In Gurgaon, mustard oil price on 19 March was Rs 98 per litre which is now Rs 120, a jump of Rs 22 per lire. In the National capital, there is a jump of Rs 8 per kilogram in the retail price of mustard oil. Cities like Panaji, Jaipur and Lucknow are also affected by the sudden jump in the price of mustard oil.

The retail price of tomato is also up at almost all the major centres despite being under the monitoring of the Department of Consumer Affairs. In Delhi, tomato price per kilogram increased by Rs 10 while in Mumbai it is Rs 19 per kilogram after the lockdown.

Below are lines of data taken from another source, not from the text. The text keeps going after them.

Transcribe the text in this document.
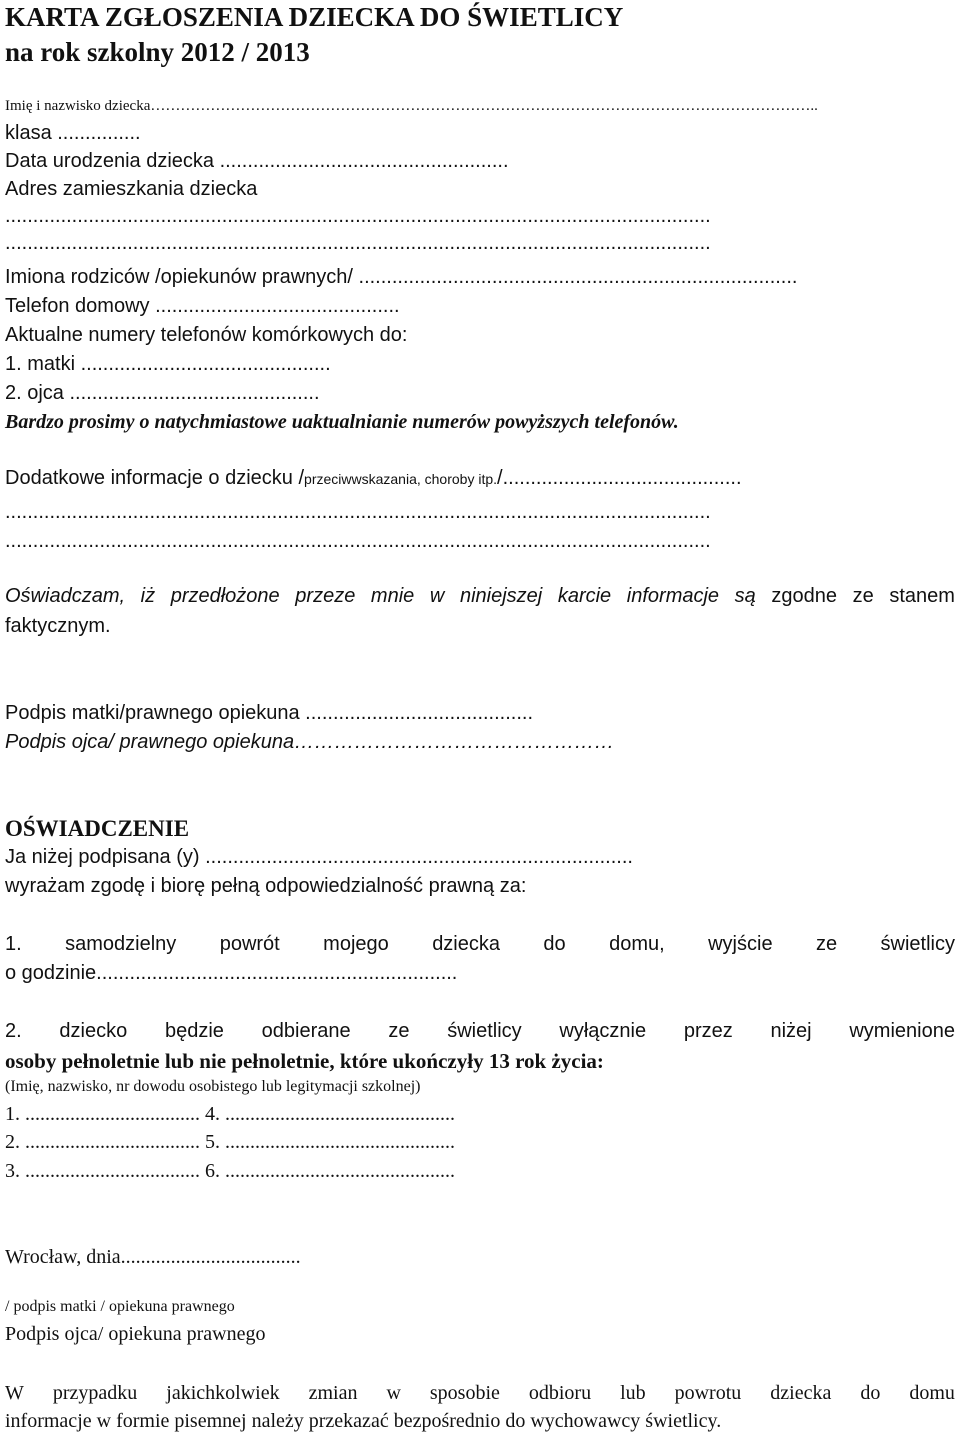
KARTA ZGŁOSZENIA DZIECKA DO ŚWIETLICY
na rok szkolny 2012 / 2013
Imię i nazwisko dziecka……………………………………………………………………………………………………………………..
klasa ...............
Data urodzenia dziecka ....................................................
Adres zamieszkania dziecka
...............................................................................................................................
...............................................................................................................................
Imiona rodziców /opiekunów prawnych/ ...............................................................................
Telefon domowy ............................................
Aktualne numery telefonów komórkowych do:
1. matki .............................................
2. ojca .............................................
Bardzo prosimy o natychmiastowe uaktualnianie numerów powyższych telefonów.
Dodatkowe informacje o dziecku /przeciwwskazania, choroby itp./...........................................
...............................................................................................................................
...............................................................................................................................
Oświadczam, iż przedłożone przeze mnie w niniejszej karcie informacje są zgodne ze stanem
faktycznym.
Podpis matki/prawnego opiekuna .........................................
Podpis ojca/ prawnego opiekuna…………………………………………
OŚWIADCZENIE
Ja niżej podpisana (y) .............................................................................
wyrażam zgodę i biorę pełną odpowiedzialność prawną za:
1. samodzielny powrót mojego dziecka do domu, wyjście ze świetlicy
o godzinie.................................................................
2. dziecko będzie odbierane ze świetlicy wyłącznie przez niżej wymienione
osoby pełnoletnie lub nie pełnoletnie, które ukończyły 13 rok życia:
(Imię, nazwisko, nr dowodu osobistego lub legitymacji szkolnej)
1. ................................... 4. ..............................................
2. ................................... 5. ..............................................
3. ................................... 6. ..............................................
Wrocław, dnia....................................
/ podpis matki / opiekuna prawnego
Podpis ojca/ opiekuna prawnego
W przypadku jakichkolwiek zmian w sposobie odbioru lub powrotu dziecka do domu
informacje w formie pisemnej należy przekazać bezpośrednio do wychowawcy świetlicy.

The price of tomato in Delhi on 19 March was Rs 23 per kilogram which is now selling at Rs 33 per kilogram.

Similarly in Mumbai, the retail price of tomato was Rs 28 per kilogram on 19 March which is now selling for Rs 47 per kilogram on 8 April. Cities like Kolkata and Bangalore have shown no variation in the retail price of tomato while Thrissur and Kozhikode witnessed a jump of Rs 9 and Rs 6 per kilogram respectively between 19 March and 8 April.

Potato prices have gone up in some cities after the lockdown on 24 March midnight. In Chandigarh, potato retail price on 25 March was Rs 13 per kilogram which is now Rs 20. In Mumbai, the price of potato per kilogram was Rs 26 on 25 March and it has now increased to Rs 33 a kilogram.

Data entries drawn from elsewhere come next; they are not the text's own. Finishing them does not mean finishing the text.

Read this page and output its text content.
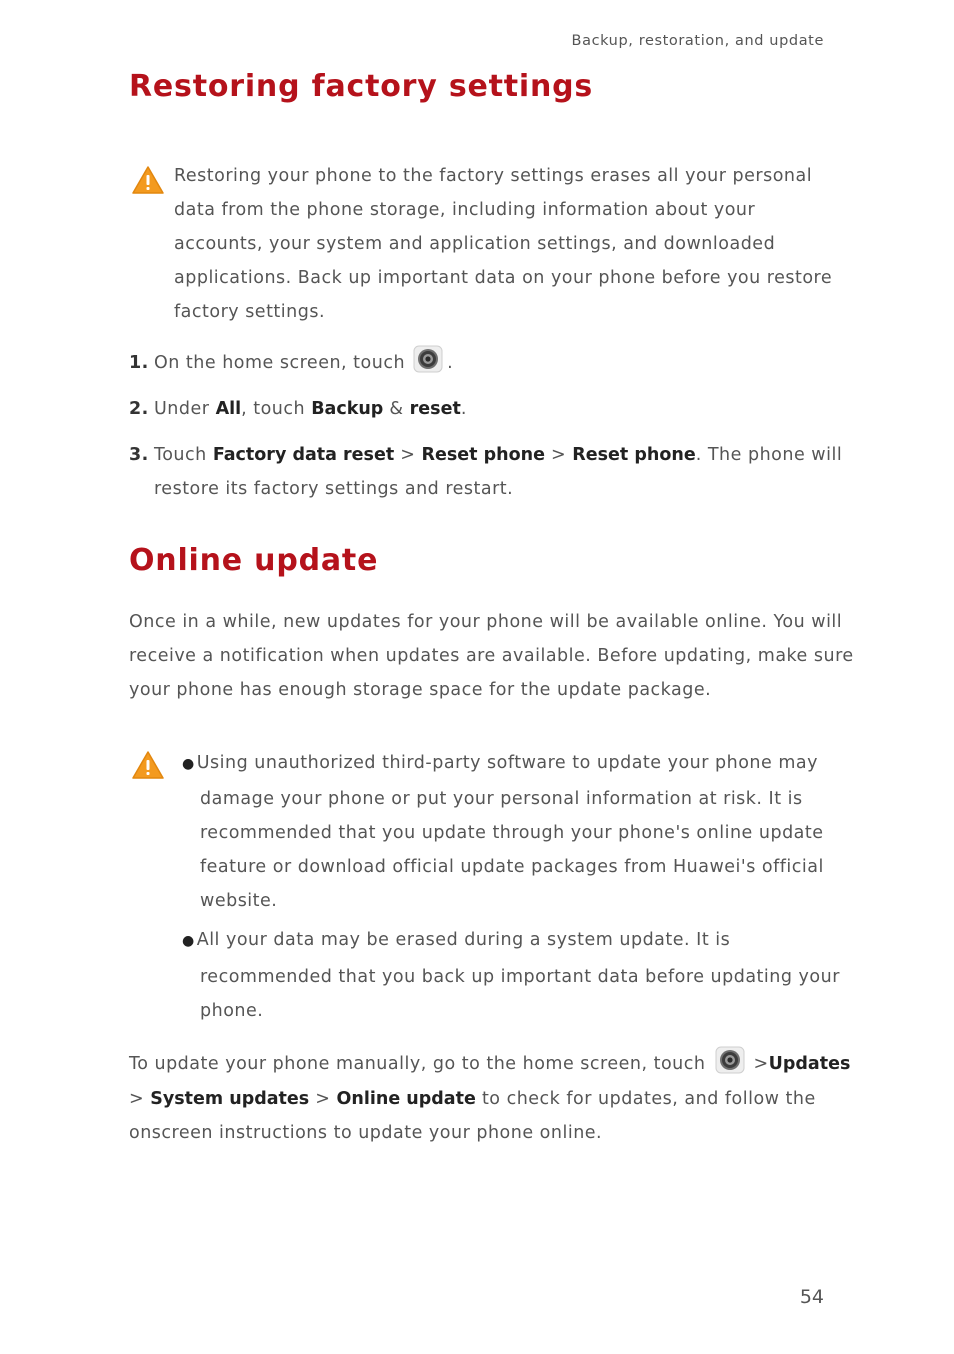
Backup, restoration, and update
Restoring factory settings
Restoring your phone to the factory settings erases all your personal
data from the phone storage, including information about your
accounts, your system and application settings, and downloaded
applications. Back up important data on your phone before you restore
factory settings.
1. On the home screen, touch .
2. Under All, touch Backup & reset.
3. Touch Factory data reset > Reset phone > Reset phone. The phone will
restore its factory settings and restart.
Online update
Once in a while, new updates for your phone will be available online. You will
receive a notification when updates are available. Before updating, make sure
your phone has enough storage space for the update package.
● Using unauthorized third-party software to update your phone may
damage your phone or put your personal information at risk. It is
recommended that you update through your phone's online update
feature or download official update packages from Huawei's official
website.
● All your data may be erased during a system update. It is
recommended that you back up important data before updating your
phone.
To update your phone manually, go to the home screen, touch	>Updates
> System updates > Online update to check for updates, and follow the
onscreen instructions to update your phone online.
54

Significantly, the government has been able to control the potato prices in Delhi and Gurgaon which had witnessed a huge jump the week after the lockdown was announced. Between 25 to 30 March, the retail price of potato in Gurgram was Rs 40 and it has now been brought down to Rs 25 per kilogram.

Similarly, in Delhi, the price of potato has been brought down from Rs 37 to Rs 30 per kilogram on 8 April 2020. The government data claims that milk prices have been controlled in all the four metro cities -- Delhi, Mumbai, Kolkata and Chennai.

However, a sharp increase in the retail prices of milk is being noticed in Shimla, Gurgram, Chandigarh and Varanasi. The government has more or less controlled the prices of onion. Only three cities — Mumbai, Nagpur and Pune — witnessed a substantial increase in the price of onion, ranging from Rs 4 to Rs 8 per kilogram.

The agriculture ministry on Thursday said that 109 trains are supplying essential commodities including perishable items and these services are expected to be scaled up. These special trains are covering 59 routes across the country to deliver the commodities. The ministry said it had advised the states to start procurement of pulses and oilseeds under the price support scheme for the next 90 days and to ensure remunerative prices for perishable items.